Win10 is not a bad system per say - it might work well for you, or your computer may not be up to the task of running it, or the hardware and software you rely on may or may not work on it. It is full of internal MS sanctioned spyware and adware, and will force you into a subscription model - paying endlessly for Microsoft Office for example, and soon, for the operating system itself.

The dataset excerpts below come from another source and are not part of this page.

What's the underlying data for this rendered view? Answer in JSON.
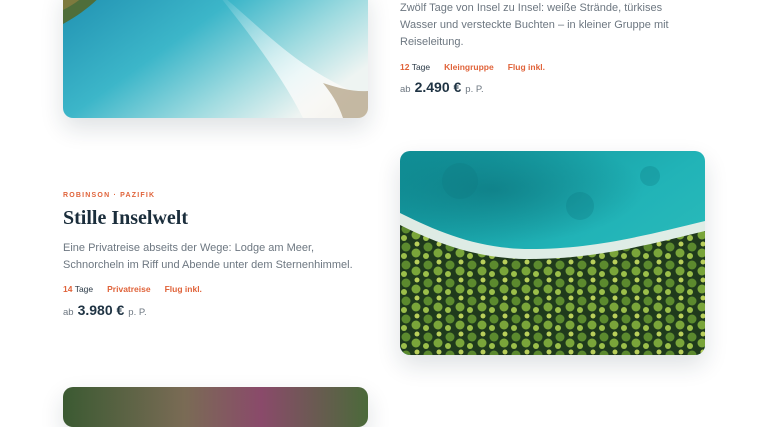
{
  "trip_top": {
    "description": "Zwölf Tage von Insel zu Insel: weiße Strände, türkises Wasser und versteckte Buchten – in kleiner Gruppe mit Reiseleitung.",
    "days_num": "12",
    "days_label": "Tage",
    "tag1": "Kleingruppe",
    "tag2": "Flug inkl.",
    "price_prefix": "ab",
    "price": "2.490 €",
    "price_suffix": "p. P."
  },
  "trip_main": {
    "eyebrow": "ROBINSON · PAZIFIK",
    "title": "Stille Inselwelt",
    "description": "Eine Privatreise abseits der Wege: Lodge am Meer, Schnorcheln im Riff und Abende unter dem Sternenhimmel.",
    "days_num": "14",
    "days_label": "Tage",
    "tag1": "Privatreise",
    "tag2": "Flug inkl.",
    "price_prefix": "ab",
    "price": "3.980 €",
    "price_suffix": "p. P."
  },
  "colors": {
    "accent": "#e0633a",
    "heading": "#1b2e3c",
    "body_text": "#6d7781",
    "lagoon": "#1fb0b8"
  }
}
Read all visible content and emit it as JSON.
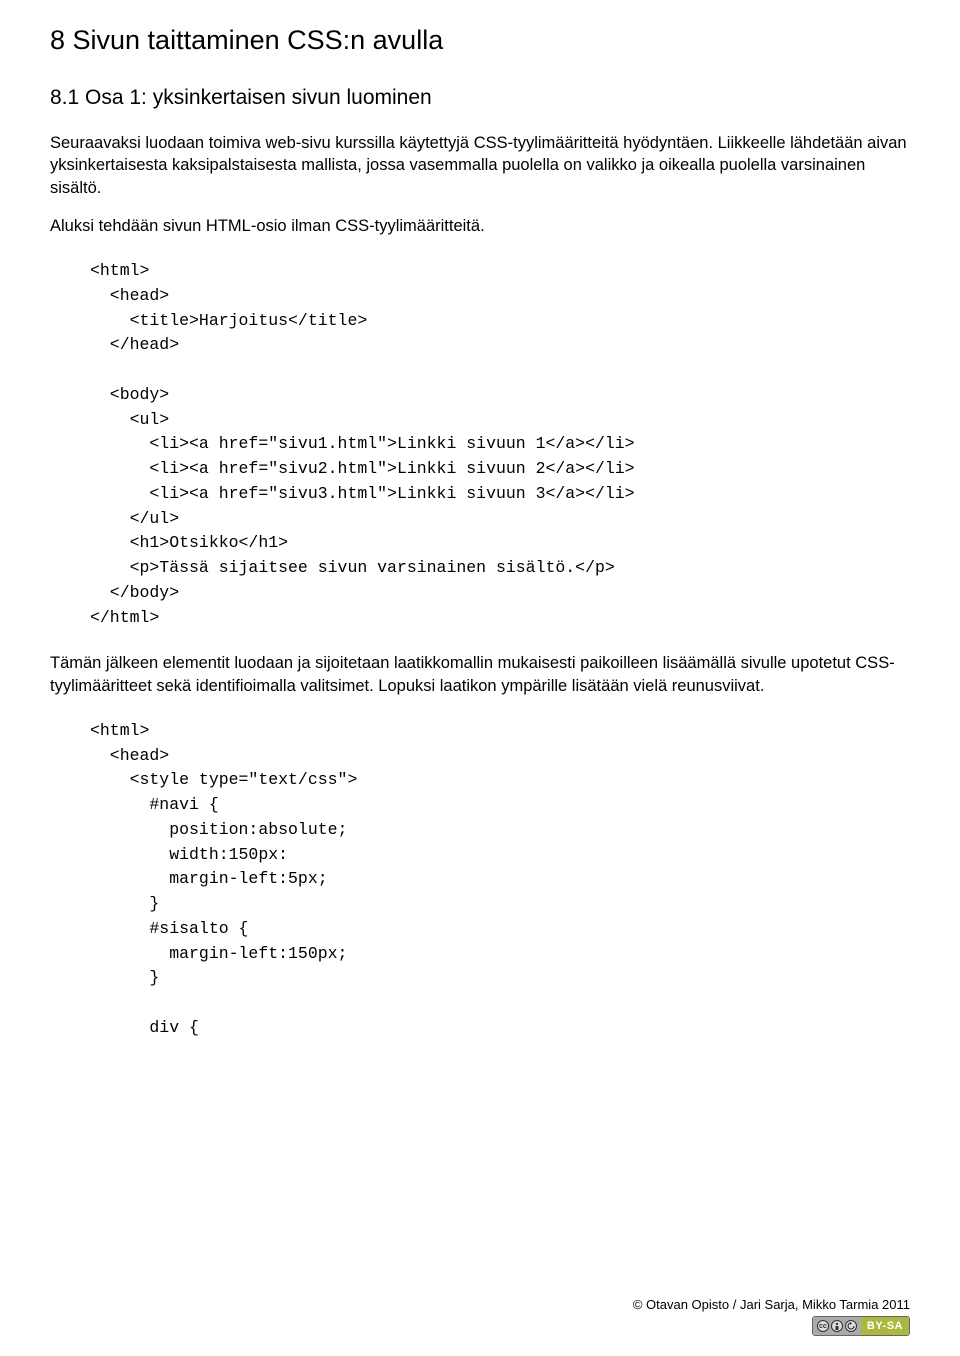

The biggest problem is legacy software and hardware not working on it. I use QuickBooks Pro 2008 for my business, rely on it, it has all the features I need, and it will not run on Windows 10. That is roughly a $500 cost to update the software for me-- unanticipated. Also I use the Adobe CS5.5 Suite which I purchased in full. It has quite a few bad problems running on Windows 10. Updating that forces me into the Adobe endless subscription model - and there are very few of the new features that I really want or need. My friends business has Win7 specific video hardware - and the forced upgrade happened during a video shoot Monday - costing the shoot - six hired people had to be paid to stand around while they rolled back so that the expensive production hardware would work. So a lot of us have good, informed reason to stay on Win7.

Yes, you should be able to rollback. Some people are doing it with no problem, some are having trouble and ending up with borked systems. Some have no idea how to do it.

Don - your wife did nothing. Essentially it was pushed on her. She got a message telling her upgrade will happen - there was a way to decline, but in very fine print and not at all obvious. Clicking the X box (upper right corner of the dialog) to close the dialog initiated the update. Intentional misdirection on Microsoft's part and they are getting a ton of criticism for it.